No sé quién es el culpable de que el tiempo transcurra inexorablemente hacia el vacío. Cada día que pasa, cada hora, cada minuto, es tiempo que se va para no volver más. ¿Pero cuántas veces no habré escrito y alertado sobre este tiempo qué se nos escapa como la arena entre los dedos? No importa, lo reflexiono una vez más. Quizás sea entonces porque a falta de alguien con quien conversarlo me aferre a ese tipo que llevo por dentro y que me lo recalca casi a diario.
A las puertas de mis 50 abriles me doy cuenta de cuánto he cambiado. ¿Cuánto habrá todavía de Raúl en mí? ¿Cuánto quedará dentro de 10, 15 ó 20 años? Me asusta la reflexión, no lo puedo negar.

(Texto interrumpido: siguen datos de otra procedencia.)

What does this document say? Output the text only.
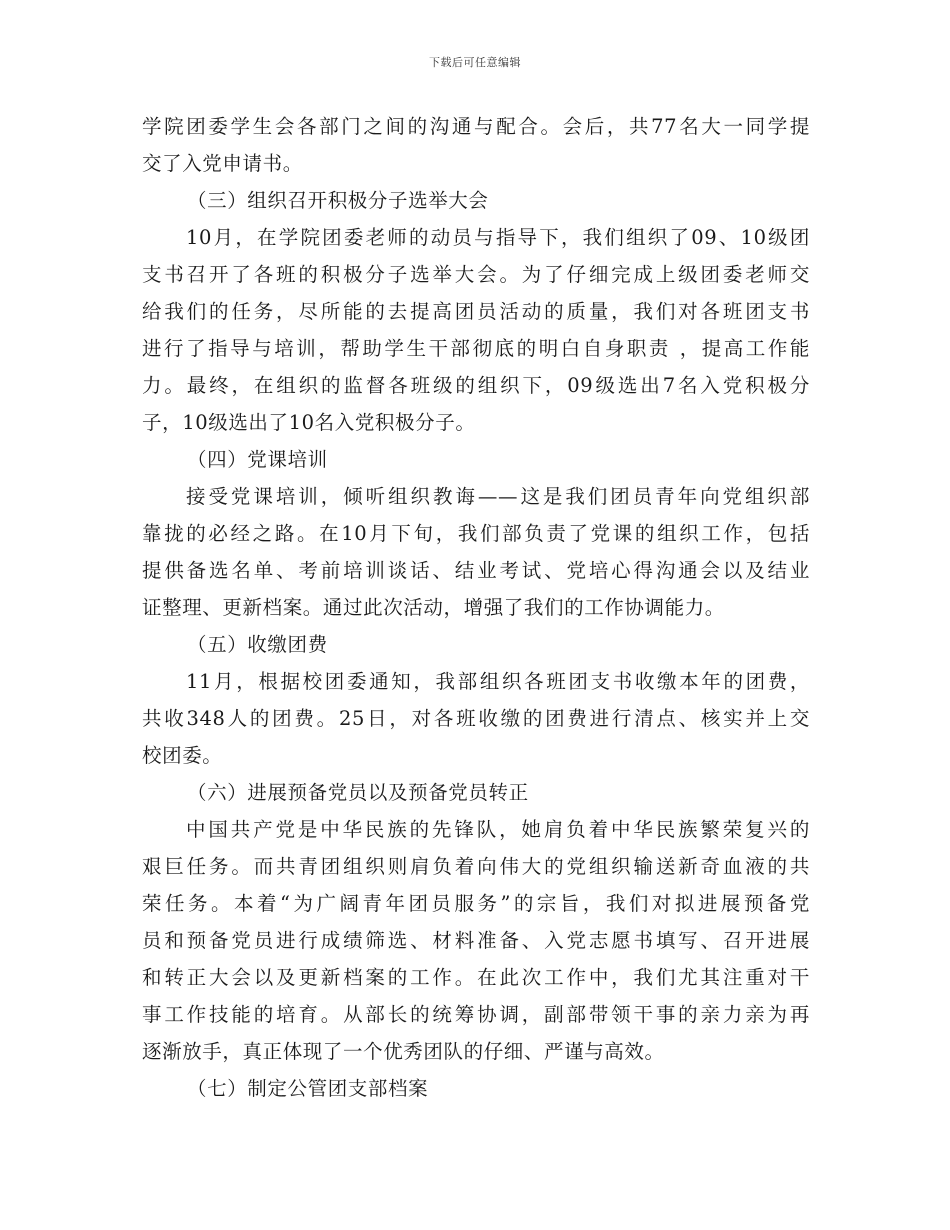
下载后可任意编辑
学院团委学生会各部门之间的沟通与配合。会后，共77名大一同学提
交了入党申请书。
（三）组织召开积极分子选举大会
10月，在学院团委老师的动员与指导下，我们组织了09、10级团
支书召开了各班的积极分子选举大会。为了仔细完成上级团委老师交
给我们的任务，尽所能的去提高团员活动的质量，我们对各班团支书
进行了指导与培训，帮助学生干部彻底的明白自身职责 ，提高工作能
力。最终，在组织的监督各班级的组织下，09级选出7名入党积极分
子，10级选出了10名入党积极分子。
（四）党课培训
接受党课培训，倾听组织教诲——这是我们团员青年向党组织部
靠拢的必经之路。在10月下旬，我们部负责了党课的组织工作，包括
提供备选名单、考前培训谈话、结业考试、党培心得沟通会以及结业
证整理、更新档案。通过此次活动，增强了我们的工作协调能力。
（五）收缴团费
11月，根据校团委通知，我部组织各班团支书收缴本年的团费，
共收348人的团费。25日，对各班收缴的团费进行清点、核实并上交
校团委。
（六）进展预备党员以及预备党员转正
中国共产党是中华民族的先锋队，她肩负着中华民族繁荣复兴的
艰巨任务。而共青团组织则肩负着向伟大的党组织输送新奇血液的共
荣任务。本着“为广阔青年团员服务”的宗旨，我们对拟进展预备党
员和预备党员进行成绩筛选、材料准备、入党志愿书填写、召开进展
和转正大会以及更新档案的工作。在此次工作中，我们尤其注重对干
事工作技能的培育。从部长的统筹协调，副部带领干事的亲力亲为再
逐渐放手，真正体现了一个优秀团队的仔细、严谨与高效。
（七）制定公管团支部档案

Ha llegado la primavera. Tal vez sea eso lo que me tenga nostálgico. Añoro muchas cosas y sé que no hay remedio; el mundo no se rige por las reglas de la añoranza, sino por las de poder y el dinero. Tal vez no tenga sentido discernir mucho sobre estas ambigüedades.

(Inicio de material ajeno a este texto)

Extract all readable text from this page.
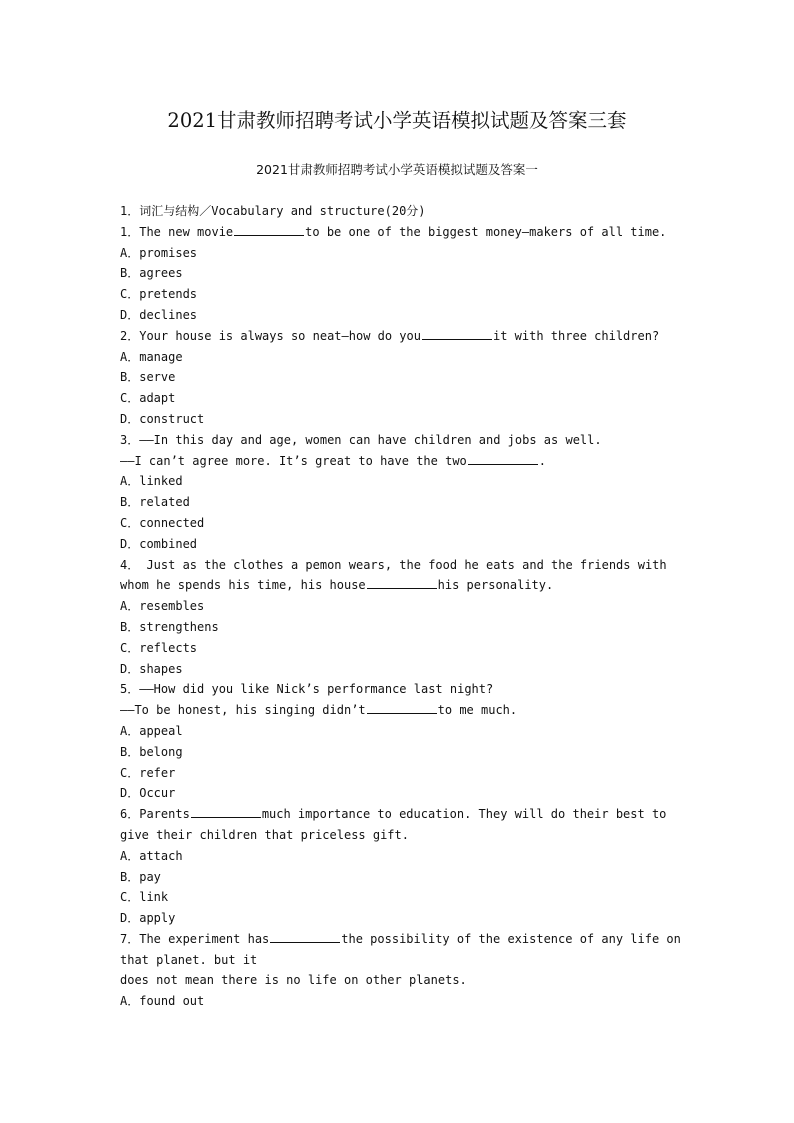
2021甘肃教师招聘考试小学英语模拟试题及答案三套
2021甘肃教师招聘考试小学英语模拟试题及答案一
1．词汇与结构／Vocabulary and structure(20分)
1．The new movie	to be one of the biggest money—makers of all time.
A．promises
B．agrees
C．pretends
D．declines
2．Your house is always so neat—how do you	it with three children?
A．manage
B．serve
C．adapt
D．construct
3．——In this day and age, women can have children and jobs as well.
——I can’t agree more. It’s great to have the two	.
A．linked
B．related
C．connected
D．combined
4． Just as the clothes a pemon wears, the food he eats and the friends with
whom he spends his time, his house	his personality.
A．resembles
B．strengthens
C．reflects
D．shapes
5．——How did you like Nick’s performance last night?
——To be honest, his singing didn’t	to me much.
A．appeal
B．belong
C．refer
D．Occur
6．Parents	much importance to education. They will do their best to
give their children that priceless gift.
A．attach
B．pay
C．link
D．apply
7．The experiment has	the possibility of the existence of any life on
that planet. but it
does not mean there is no life on other planets.
A．found out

No obstante diré lo que me recarga tanto y que quiero soltar: “Siento mucho que la mayoría no tenga tiempo para los demás. No se pide mucho. A veces un saludo fugaz, un destello de existencia o un suspiro compartido puedan liberar la tuerca que tanto nos aprieta. Pienso que allá en Camagüey late más de un corazón y que otros se afanan en otros horizontes. ¿Cómo pueden llevar la carga de vuestras existencias sin problemas? Yo no puedo, no tengo la receta. Pero el tiempo resolverá todas las ecuaciones y yo dejaré de joder”.